Back in the summer of 2019, I met with Achim Plueckebaum, Peter Speyer and Pascal Bouquet, who were part of a team that just a few months earlier had launched the Novartis digital research and development platform data42.
Their main office, located in an old lab building on the Campus in Basel, was near-empty and, for an outsider, looked a bit forlorn. But the long rows of desks, each equipped with large computer screens connected to the data centers of Novartis around the world, spoke of high ambition and big things to come.
2019 was a peak year for digital exploration. New digital tools and the promise of artificial intelligence saw the pharma sector rush into a digital El Dorado. The hope was to transform conventional drug discovery and reduce the painfully long and costly drug development times with the help of powerful algorithms and superfast computers.
The general idea was as follows: data42 should bring the massive, yet virtually untapped clinical and scientific data of Novartis, which encompassed nearly 2 million patient years of data, to life and help the company find new scientific insights to develop drugs faster.
But despite this lofty vision, the data42 team was aware that the task ahead would be fraught with major challenges, and the team was sure that – over time – they would meet with growing resistance if data42 did not live up to the hype that was raging around them.
Focus on the doable
They tried to keep a cool head, shied away from overpromising and focused on what is doable. Even the name data42 – a reference to Douglas Adams’ novel The Hitchhiker’s Guide to the Galaxy – was a reference to humility as it stressed that computer power can only be unlocked with the right – human – question.
The data42 team, which quickly grew to some 150 members, set themselves short-term targets to produce palpable results within a manageable timeframe.
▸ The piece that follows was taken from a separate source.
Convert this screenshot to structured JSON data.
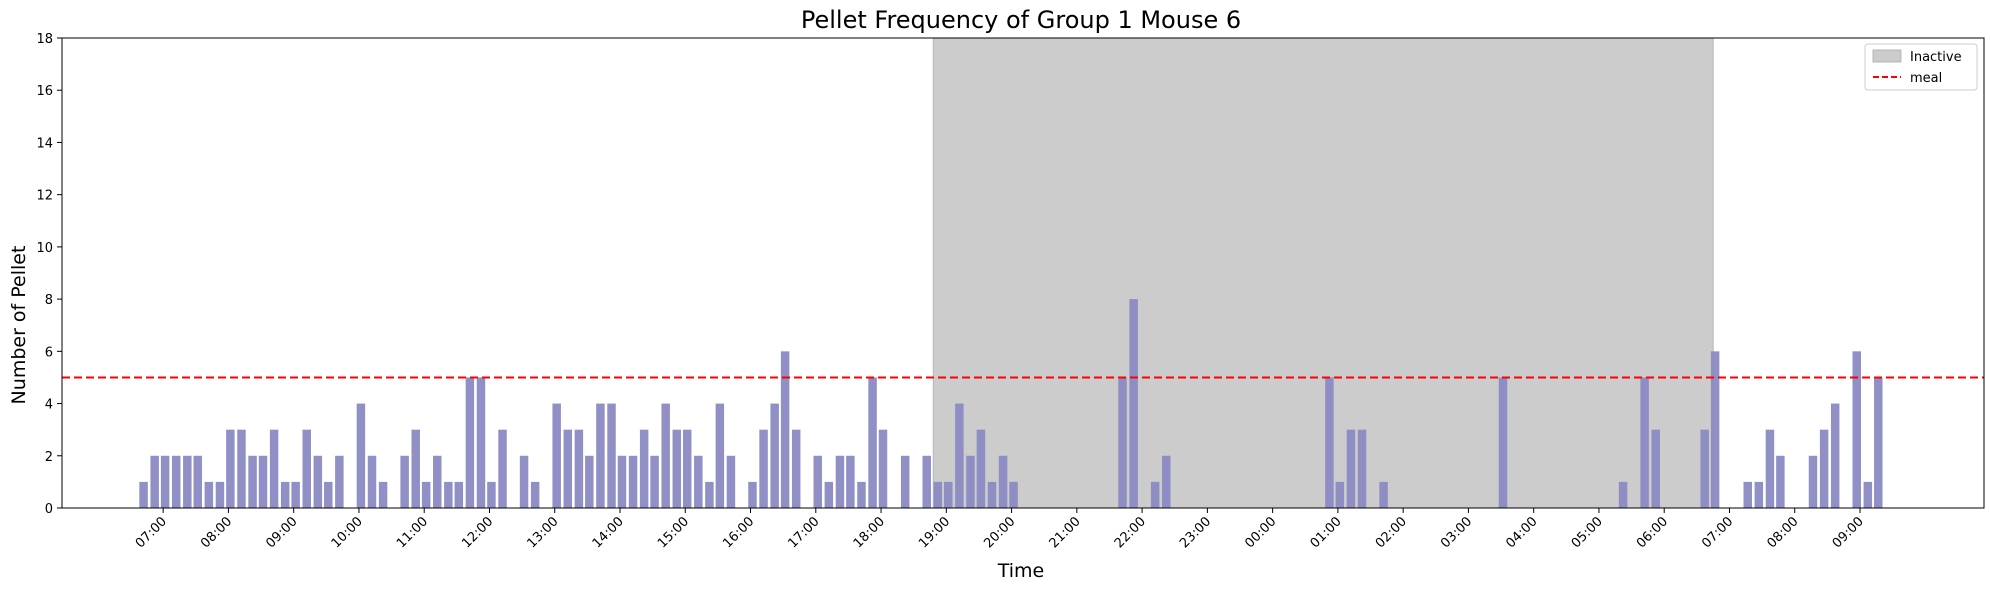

This strategy was instrumental in moving the project forward because the massive amount of data, which spanned thousands of clinical trials and millions of data points from years of research, would have been too heavy to lift in one go.
But even as the team took a step-by-step approach, the task was gargantuan. Anyone who has tried to combine Excel sheets using different formats may have at least a rough idea what a painstaking task the team faced.
In the case of data42, millions of data points had to be cleaned. One example, for instance, was to find a common denominator for a patient’s gender for the thousands of clinical trials conducted by Novartis in the past.
Some trials would mark a patient’s gender with an “f” or an “m,” in others “masculine” or “feminine” would be used, others again used the terms “male” and “female.” To make the data machine-readable, this needed to be fixed first.
The same problem would arise in other instances, be it a patient’s race, their medical history or the actual clinical data, which could differ widely depending on where the trial was conducted. In short, the team had to clear up the mess.
“All in all, we knew that the beginning would be very hard as the initial lift was to clean the data and then produce results as fast as we could in order to win the trust of our partners and prove that we can leverage our pool of medical, clinical and research data,” says Plueckebaum recalling the early days of data42.